Many of the posts on child-free boards, talk about how people find parenthood to be very hard. They talk about how some parents post on the internet that they didn't know what they were getting into. They are in shock and traumatized about how everything is so complicated. I believe some stances about parenting today have made it more difficult. All the helicopter parenting where one must hover over their child ever second, seems exhausting beyond belief. The constant working and lack of time and ability to have a decent home life, makes having children even harder. The child-free board are right about the weird worship of "natural child birth" where in reality in the old days many women died of it, and about the hidden physical effects of giving birth. There is a strain of martyrship in "mommyhood" that seems toxic to the max and it's not about taking care of the kids but about showing off. They rant about the bad parents who don't teach children right from wrong, or in respecting others and enable behavior. In a growing narcissistic society, having calm children who are taught to respect others, is growing far more rare.

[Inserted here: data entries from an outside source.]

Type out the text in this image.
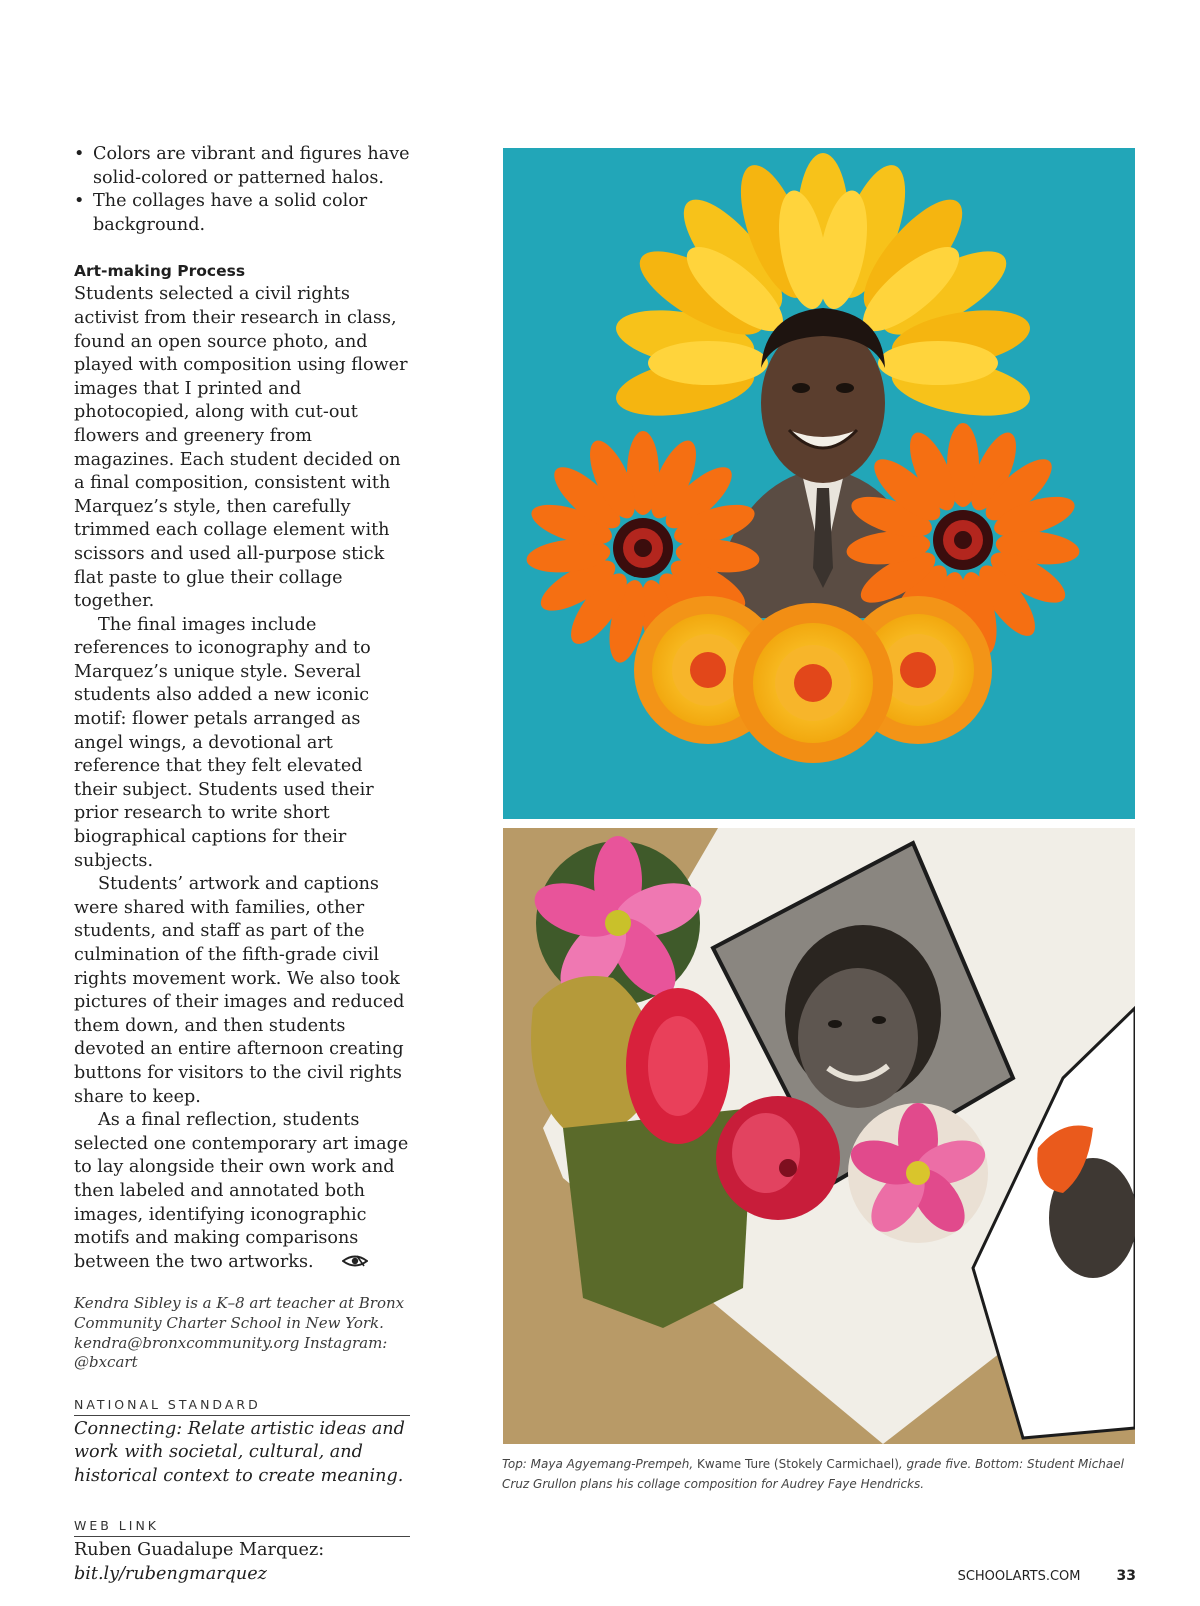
• Colors are vibrant and figures have solid-colored or patterned halos.
• The collages have a solid color background.
Art-making Process

Students selected a civil rights activist from their research in class, found an open source photo, and played with composition using flower images that I printed and photocopied, along with cut-out flowers and greenery from magazines. Each student decided on a final composition, consistent with Marquez’s style, then carefully trimmed each collage element with scissors and used all-purpose stick flat paste to glue their collage together.

The final images include references to iconography and to Marquez’s unique style. Several students also added a new iconic motif: flower petals arranged as angel wings, a devotional art reference that they felt elevated their subject. Students used their prior research to write short biographical captions for their subjects.

Students’ artwork and captions were shared with families, other students, and staff as part of the culmination of the fifth-grade civil rights movement work. We also took pictures of their images and reduced them down, and then students devoted an entire afternoon creating buttons for visitors to the civil rights share to keep.

As a final reflection, students selected one contemporary art image to lay alongside their own work and then labeled and annotated both images, identifying iconographic motifs and making comparisons between the two artworks.

Kendra Sibley is a K–8 art teacher at Bronx Community Charter School in New York. kendra@bronxcommunity.org Instagram: @bxcart
NATIONAL STANDARD

Connecting: Relate artistic ideas and work with societal, cultural, and historical context to create meaning.

WEB LINK

Ruben Guadalupe Marquez:
bit.ly/rubengmarquez

Top: Maya Agyemang-Prempeh, Kwame Ture (Stokely Carmichael), grade five. Bottom: Student Michael Cruz Grullon plans his collage composition for Audrey Faye Hendricks.
SCHOOLARTS.COM	33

Some people have children today for the wrong reasons. It seems some have children so they won't be alone and if you get into it, expecting the kid to meet your needs then it is a recipe for disaster. Some say have children so you are not alone and old! Even that isn't always a guarantee since the kids can move away or die before you or even go no contact if you are a rotten parent. I often wondered thought my own narcissistic parents had children because they "were supposed to" but actually did not enjoy children or their demands. We bothered them. They probably would have been happier people child-free. Maybe not. They needed their trophies. Hopefully now with birth control so common, more people who should not have children won't. A lot of the narcissists out there get disappointed because it seems many believe they will have little Mini-Mes. DNA doesn't work that way. Perhaps some of us ACONs who remained child-free missed a bullet, in giving birth to someone who may have matched the rest of the family or had their tendencies. My DNA connection to my own family is dubious, but I had the thought, "What if I had a kid, and it got the personality of my mother?"

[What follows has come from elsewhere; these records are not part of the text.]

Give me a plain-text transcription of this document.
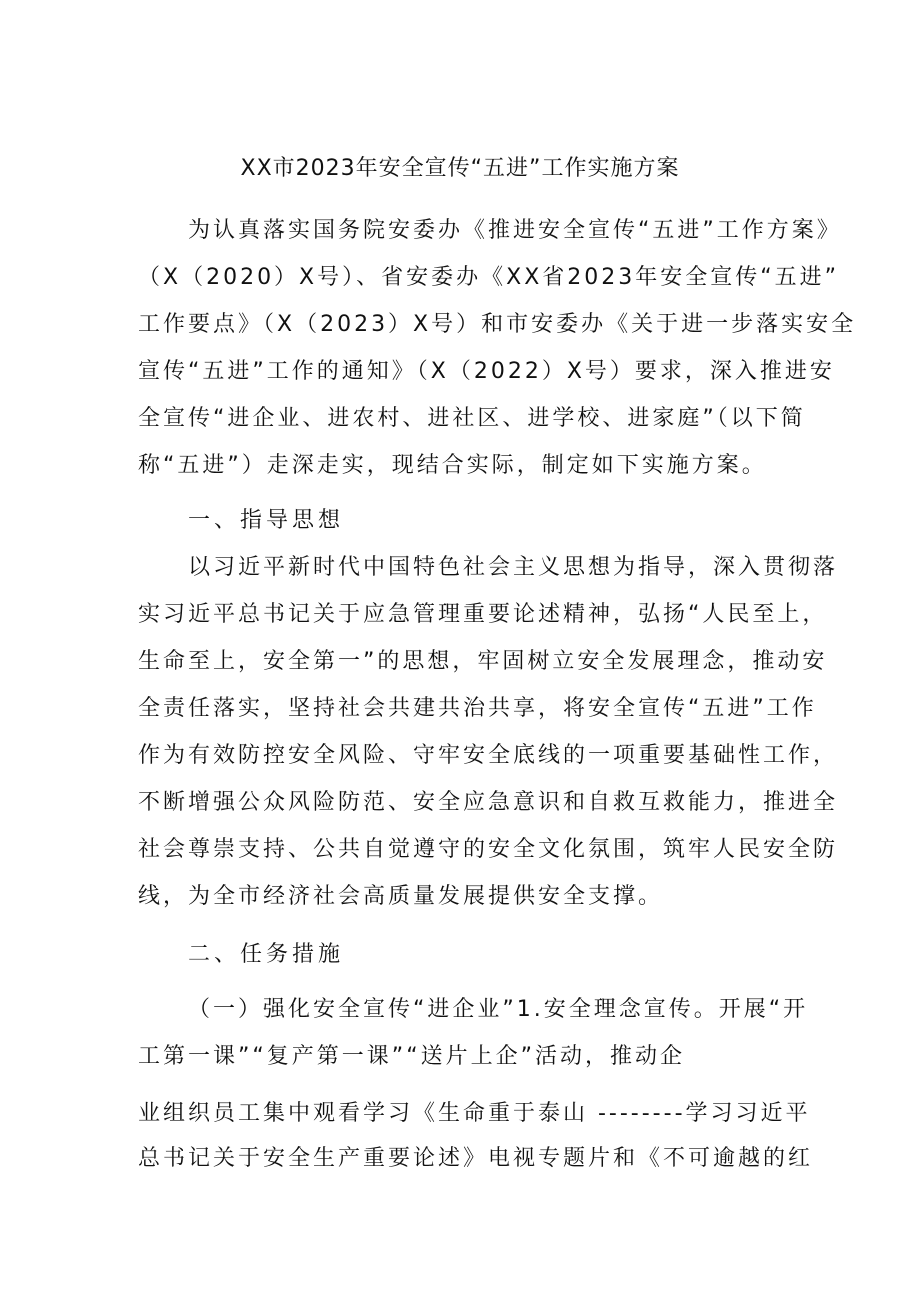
XX市2023年安全宣传“五进”工作实施方案
为认真落实国务院安委办《推进安全宣传“五进”工作方案》
（X（2020）X号）、省安委办《XX省2023年安全宣传“五进”
工作要点》（X（2023）X号）和市安委办《关于进一步落实安全
宣传“五进”工作的通知》（X（2022）X号）要求，深入推进安
全宣传“进企业、进农村、进社区、进学校、进家庭”（以下简
称“五进”）走深走实，现结合实际，制定如下实施方案。
一、指导思想
以习近平新时代中国特色社会主义思想为指导，深入贯彻落
实习近平总书记关于应急管理重要论述精神，弘扬“人民至上，
生命至上，安全第一”的思想，牢固树立安全发展理念，推动安
全责任落实，坚持社会共建共治共享，将安全宣传“五进”工作
作为有效防控安全风险、守牢安全底线的一项重要基础性工作，
不断增强公众风险防范、安全应急意识和自救互救能力，推进全
社会尊崇支持、公共自觉遵守的安全文化氛围，筑牢人民安全防
线，为全市经济社会高质量发展提供安全支撑。
二、任务措施
（一）强化安全宣传“进企业”1.安全理念宣传。开展“开
工第一课”“复产第一课”“送片上企”活动，推动企
业组织员工集中观看学习《生命重于泰山 --------学习习近平
总书记关于安全生产重要论述》电视专题片和《不可逾越的红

So while I am not technically child-free by choice, one can see the themes out there. Many young people are choosing not to have children because this society is not set up properly anymore for the nurturing of children. They are too broke and poor and can barely take care of themselves. Or if rich enough, they are made to work long hours with everything dedicated to the career. They know having children is very hard today. The money, time and stamina are short in supply even for the healthy and able. The relationships and marriages don't last long enough and in the land of throw-away people, things aren't as stable. Our world and society are growing harder, more cold and difficult to survive in. Having children is not as easy at it used to be and the narcissism is making for children to be treated like trophies, badly educated with negative character training where many people who are without children in society simply don't want to deal with them.

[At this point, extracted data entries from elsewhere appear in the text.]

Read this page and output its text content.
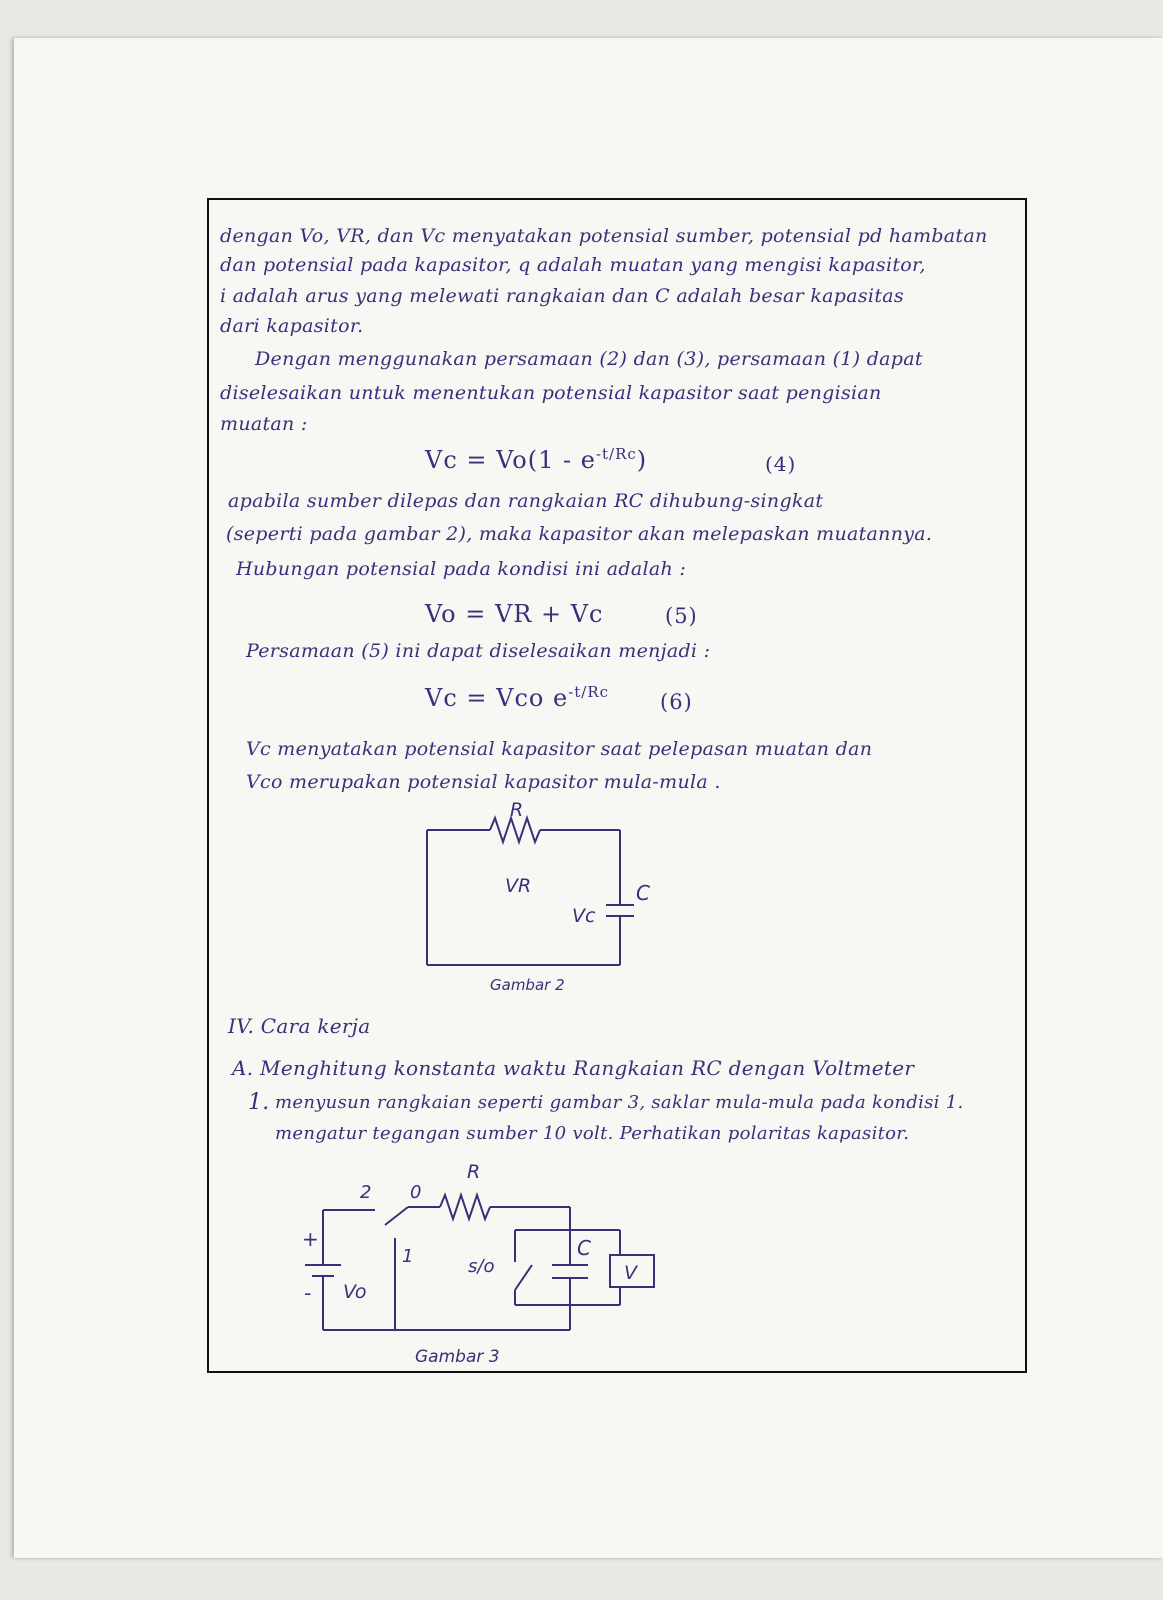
dengan Vo, VR, dan Vc menyatakan potensial sumber, potensial pd hambatan
dan potensial pada kapasitor, q adalah muatan yang mengisi kapasitor,
i adalah arus yang melewati rangkaian dan C adalah besar kapasitas
dari kapasitor.
Dengan menggunakan persamaan (2) dan (3), persamaan (1) dapat
diselesaikan untuk menentukan potensial kapasitor saat pengisian
muatan :
$Vc = Vo(1 - e^{-t/Rc})$	(4)
apabila sumber dilepas dan rangkaian RC dihubung-singkat
(seperti pada gambar 2), maka kapasitor akan melepaskan muatannya.
Hubungan potensial pada kondisi ini adalah :
Vo = VR + Vc	(5)
Persamaan (5) ini dapat diselesaikan menjadi :
Vc = Vco $e^{-t/Rc}$ (6)
Vc menyatakan potensial kapasitor saat pelepasan muatan dan
Vco merupakan potensial kapasitor mula-mula .
R
VR
Vc
C
Gambar 2
IV. Cara kerja
A. Menghitung konstanta waktu Rangkaian RC dengan Voltmeter
1. menyusun rangkaian seperti gambar 3, saklar mula-mula pada kondisi 1.
mengatur tegangan sumber 10 volt. Perhatikan polaritas kapasitor.
R
2 0
1
+
- Vo
s/o
C
V
Gambar 3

I even think of a bible verse when I think of today's child-free movement:
Luke 21:23 But woe unto them that are with child, and to them that give suck, in those days! for there shall be great distress in the land, and wrath upon this people.
The times have come now where people don't want children. Even as the churches idolize families and judge those without children, this is the reality. The growing narcissism of society has made having children much more difficult as well. So wonder there is even such a thing as the child-free movement.